Please keep in mind that, foremost, our goal as educators is to model and expect ethical, moral, and legal behaviors on the pathway to providing all students programs of studies to enrich their knowledge, broaden their thinking, and develop skills in order for them to become respectful and good global citizens prepared to enter the workforce and their communities successfully.

In order to provide insights and guidance to students and parents regarding the uses of electronic translators and devices and to provide a clear policy with respect to authorized and unauthorized situations, the following guidelines apply Division-wide in world language classes in Prince William County Schools (PWCS) and are consistent with the national world language profession’s position and practices at this time.

First, with respect to cheating and plagiarism, it is necessary to define the terms, for example: 

Webster’s Dictionary defines cheating as follows:

  • To deceive by trickery
  • To mislead
  • Fraudulent acquisition of another’s property

Webster’s Dictionary defines plagiarism as follows:

  • To steal and pass off (the ideas or words of another) as one's own
  • [To] use (another's production) without crediting the source
  • To commit literary theft (present as new/original an idea/product derived from an existing source)

Second, in general, students are expected to do their own work whether it is homework, assignments, projects, and/or tests, whether oral or written. This is the definition of cheating and plagiarism cited with our PWCS Code of Behavior:

Cheating and Plagiarism - Students are responsible for neither giving nor receiving assistance (written, orally, or otherwise) on tests, examinations, final evaluations, or class assignments that are to be graded as the work of a single individual. Cheating includes the giving or receiving of a computer file, program, part of a program, or other computer-based information without specific teacher direction or approval. Cheating encompasses any violation of rules where the violation involved dishonesty.

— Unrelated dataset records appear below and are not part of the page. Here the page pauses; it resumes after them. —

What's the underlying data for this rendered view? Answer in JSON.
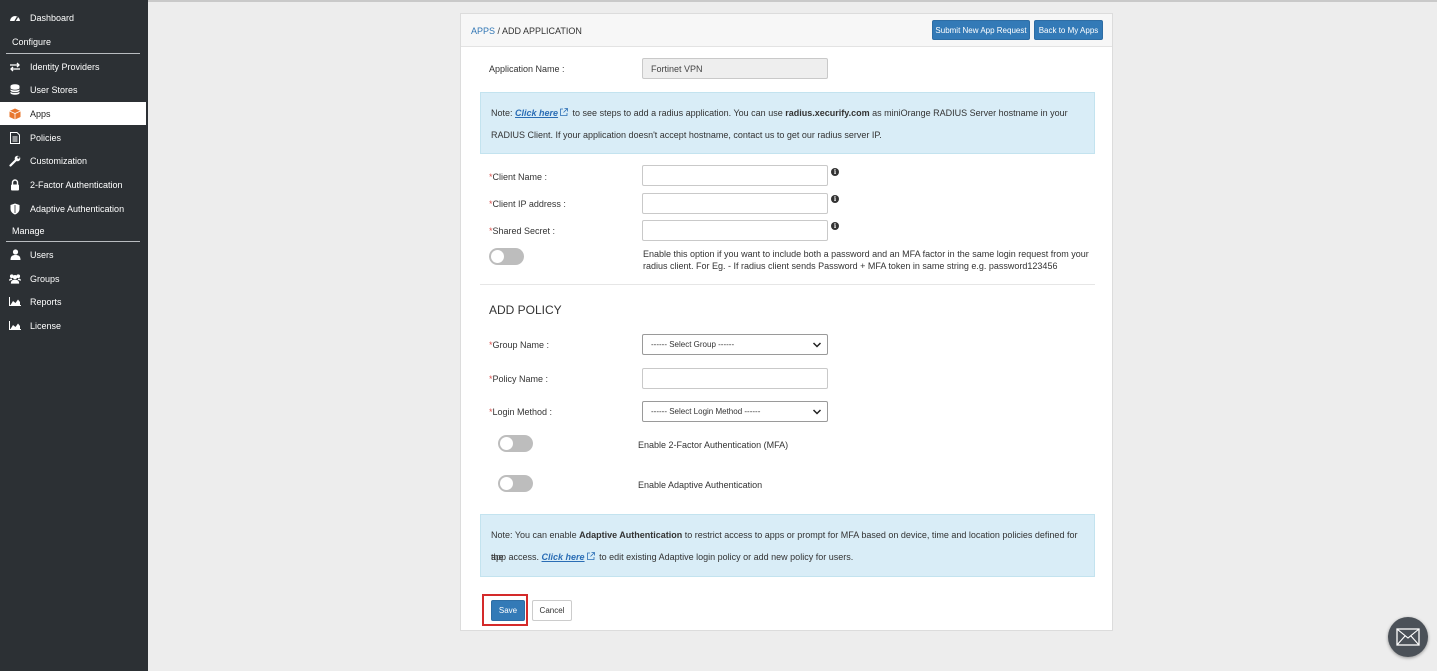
{
  "sidebar": {
    "dashboard": "Dashboard",
    "configure": "Configure",
    "identity_providers": "Identity Providers",
    "user_stores": "User Stores",
    "apps": "Apps",
    "policies": "Policies",
    "customization": "Customization",
    "two_factor": "2-Factor Authentication",
    "adaptive": "Adaptive Authentication",
    "manage": "Manage",
    "users": "Users",
    "groups": "Groups",
    "reports": "Reports",
    "license": "License"
  },
  "header": {
    "crumb_apps": "APPS",
    "crumb_sep": " / ",
    "crumb_page": "ADD APPLICATION",
    "submit_btn": "Submit New App Request",
    "back_btn": "Back to My Apps"
  },
  "form": {
    "app_name_label": "Application Name :",
    "app_name_value": "Fortinet VPN",
    "note1_prefix": "Note: ",
    "note1_link": "Click here",
    "note1_text_a": " to see steps to add a radius application. You can use ",
    "note1_bold": "radius.xecurify.com",
    "note1_text_b": " as miniOrange RADIUS Server hostname in your",
    "note1_line2": "RADIUS Client. If your application doesn't accept hostname, contact us to get our radius server IP.",
    "required_mark": "*",
    "client_name_label": "Client Name :",
    "client_ip_label": "Client IP address :",
    "shared_secret_label": "Shared Secret :",
    "info_glyph": "i",
    "password_mfa_text1": "Enable this option if you want to include both a password and an MFA factor in the same login request from your",
    "password_mfa_text2": "radius client. For Eg. - If radius client sends Password + MFA token in same string e.g. password123456"
  },
  "policy": {
    "heading": "ADD POLICY",
    "group_name_label": "Group Name :",
    "group_name_selected": "------ Select Group ------",
    "policy_name_label": "Policy Name :",
    "login_method_label": "Login Method :",
    "login_method_selected": "------ Select Login Method ------",
    "mfa_toggle_label": "Enable 2-Factor Authentication (MFA)",
    "adaptive_toggle_label": "Enable Adaptive Authentication",
    "note2_prefix": "Note: You can enable ",
    "note2_bold": "Adaptive Authentication",
    "note2_text": " to restrict access to apps or prompt for MFA based on device, time and location policies defined for the",
    "note2_line2_a": "app access. ",
    "note2_link": "Click here",
    "note2_line2_b": " to edit existing Adaptive login policy or add new policy for users."
  },
  "actions": {
    "save": "Save",
    "cancel": "Cancel"
  },
  "colors": {
    "sidebar_bg": "#2c3034",
    "primary": "#337ab7",
    "note_bg": "#d9edf7",
    "apps_icon": "#e8772e",
    "highlight": "#d42a2a"
  },
  "icons": {
    "dashboard": "dashboard-icon",
    "identity_providers": "exchange-icon",
    "user_stores": "database-icon",
    "apps": "cube-icon",
    "policies": "document-icon",
    "customization": "wrench-icon",
    "two_factor": "lock-icon",
    "adaptive": "shield-icon",
    "users": "user-icon",
    "groups": "users-icon",
    "reports": "area-chart-icon",
    "license": "area-chart-icon",
    "chat": "envelope-icon"
  }
}
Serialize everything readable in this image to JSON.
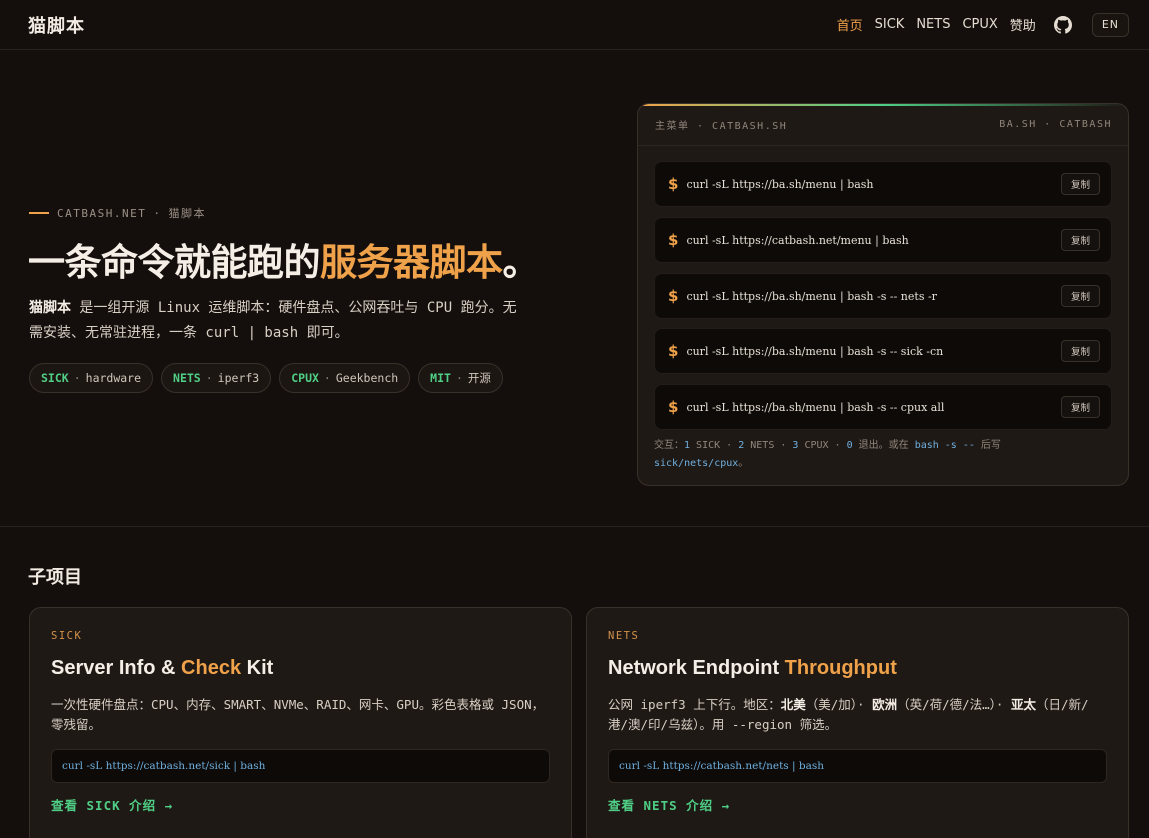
{
  "nav": {
    "brand": "猫脚本",
    "links": [
      "首页",
      "SICK",
      "NETS",
      "CPUX",
      "赞助"
    ],
    "github_icon": "github-icon",
    "lang": "EN"
  },
  "hero": {
    "eyebrow_site": "CATBASH.NET",
    "eyebrow_sep": "·",
    "eyebrow_name": "猫脚本",
    "title_main": "一条命令就能跑的",
    "title_accent": "服务器脚本",
    "title_end": "。",
    "desc_bold": "猫脚本",
    "desc_rest": " 是一组开源 Linux 运维脚本：硬件盘点、公网吞吐与 CPU 跑分。无需安装、无常驻进程，一条 curl | bash 即可。",
    "chips": [
      {
        "key": "SICK",
        "sep": "·",
        "val": "hardware"
      },
      {
        "key": "NETS",
        "sep": "·",
        "val": "iperf3"
      },
      {
        "key": "CPUX",
        "sep": "·",
        "val": "Geekbench"
      },
      {
        "key": "MIT",
        "sep": "·",
        "val": "开源"
      }
    ]
  },
  "terminal": {
    "header_left": "主菜单 · CATBASH.SH",
    "header_right": "BA.SH · CATBASH",
    "prompt": "$",
    "copy_label": "复制",
    "commands": [
      "curl -sL https://ba.sh/menu | bash",
      "curl -sL https://catbash.net/menu | bash",
      "curl -sL https://ba.sh/menu | bash -s -- nets -r",
      "curl -sL https://ba.sh/menu | bash -s -- sick -cn",
      "curl -sL https://ba.sh/menu | bash -s -- cpux all"
    ],
    "footer": {
      "p1": "交互：",
      "n1": "1",
      "t1": " SICK · ",
      "n2": "2",
      "t2": " NETS · ",
      "n3": "3",
      "t3": " CPUX · ",
      "n0": "0",
      "t0": " 退出。或在 ",
      "code1": "bash -s --",
      "t4": " 后写",
      "code2": "sick/nets/cpux",
      "t5": "。"
    }
  },
  "subprojects": {
    "title": "子项目",
    "cards": [
      {
        "tag": "SICK",
        "title_a": "Server Info & ",
        "title_accent": "Check",
        "title_b": " Kit",
        "desc": "一次性硬件盘点：CPU、内存、SMART、NVMe、RAID、网卡、GPU。彩色表格或 JSON，零残留。",
        "cmd": "curl -sL https://catbash.net/sick | bash",
        "link": "查看 SICK 介绍 →"
      },
      {
        "tag": "NETS",
        "title_a": "Network Endpoint ",
        "title_accent": "Throughput",
        "title_b": "",
        "desc_a": "公网 iperf3 上下行。地区：",
        "desc_b1": "北美",
        "desc_c1": "（美/加）· ",
        "desc_b2": "欧洲",
        "desc_c2": "（英/荷/德/法…）· ",
        "desc_b3": "亚太",
        "desc_c3": "（日/新/港/澳/印/乌兹）。用 --region 筛选。",
        "cmd": "curl -sL https://catbash.net/nets | bash",
        "link": "查看 NETS 介绍 →"
      }
    ]
  }
}
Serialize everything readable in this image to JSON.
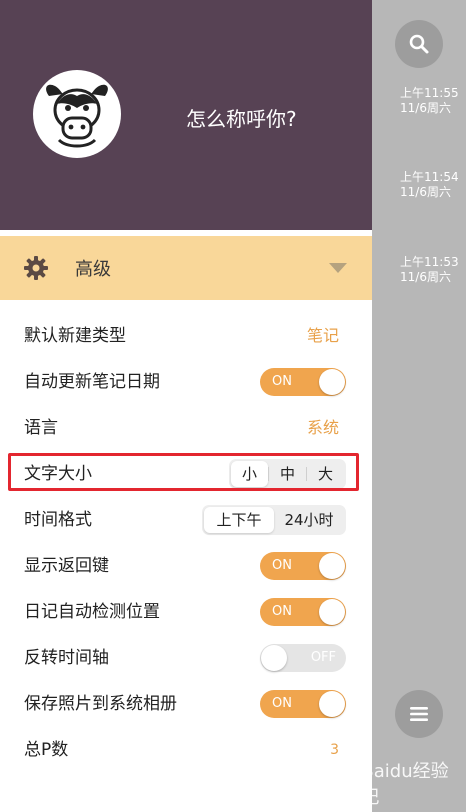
{
  "background_list": {
    "timestamps": [
      {
        "time": "上午11:55",
        "date": "11/6周六"
      },
      {
        "time": "上午11:54",
        "date": "11/6周六"
      },
      {
        "time": "上午11:53",
        "date": "11/6周六"
      }
    ],
    "watermark": "Baidu经验 记"
  },
  "profile": {
    "name_prompt": "怎么称呼你?"
  },
  "advanced": {
    "title": "高级"
  },
  "settings": {
    "default_type": {
      "label": "默认新建类型",
      "value": "笔记"
    },
    "auto_update_date": {
      "label": "自动更新笔记日期",
      "state": "ON"
    },
    "language": {
      "label": "语言",
      "value": "系统"
    },
    "font_size": {
      "label": "文字大小",
      "options": [
        "小",
        "中",
        "大"
      ],
      "selected": "小"
    },
    "time_format": {
      "label": "时间格式",
      "options": [
        "上下午",
        "24小时"
      ],
      "selected": "上下午"
    },
    "show_back_key": {
      "label": "显示返回键",
      "state": "ON"
    },
    "diary_location": {
      "label": "日记自动检测位置",
      "state": "ON"
    },
    "reverse_timeline": {
      "label": "反转时间轴",
      "state": "OFF"
    },
    "save_photos": {
      "label": "保存照片到系统相册",
      "state": "ON"
    },
    "total_p": {
      "label": "总P数",
      "value": "3"
    }
  },
  "colors": {
    "profile_bg": "#574254",
    "accent": "#f0a54e",
    "advanced_bar": "#f9d799",
    "highlight": "#e3262f"
  }
}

The parent will be contacted, and the student will be appropriately disciplined for academic violations. Schools shall incorporate the use of an honor pledge in their efforts to emphasize the importance of honesty. The implementation of this pledge shall be at the discretion of the principal.

Plagiarism is a form of cheating. Students are responsible for giving due recognition of sources from which material is quoted, summarized or paraphrased, as well as to persons from whom assistance has been received.

While a student may ask the teacher, parent/another adult, or a classmate for help with how to come up with an answer, the student should not copy answers from someone else’s paper nor receive the oral answers or dictation of an answer from anyone else. This includes use of any other device to create a translation, or a verbatim response not originally created by the student in the world language.

What is Google Translate and how will teachers know if it is used?

Google Translate provides a literal translation of text. Literal means word for word and not being able to discern the context in which words are being used, a vital part of correct interpretation and communication. For example, many expressions in English are called idiomatic expressions and cannot be translated word for word. A few are: It is raining cats and dogs; I am pulling your leg; or I am in high spirits today. Therefore, Google Translate will often give nonsensical translations, not representing the original meaning.

In addition, teachers are immediately able to identify the use of electronic translations because the language used falls outside the language taught in the classroom. Teachers know what vocabulary and grammar students have been exposed to and can anticipate student errors. When complex language is used that has not yet been taught in the curriculum, unless they are native/heritage speaker students, this will trigger suspicion that the product is not the student’s own work. 

Therefore, the use of Google Translate, or any other digital translator, for use with full sentences or paragraphs is not acceptable or authorized throughout the profession. The only acceptable use of digital or print resources is in the case of looking up a single word via traditional dictionary, class textbook, or the online resource, Word Reference. Use of these resources are directed by the teacher, limited to classwork such as projects, and are not to be used on any form of assessment.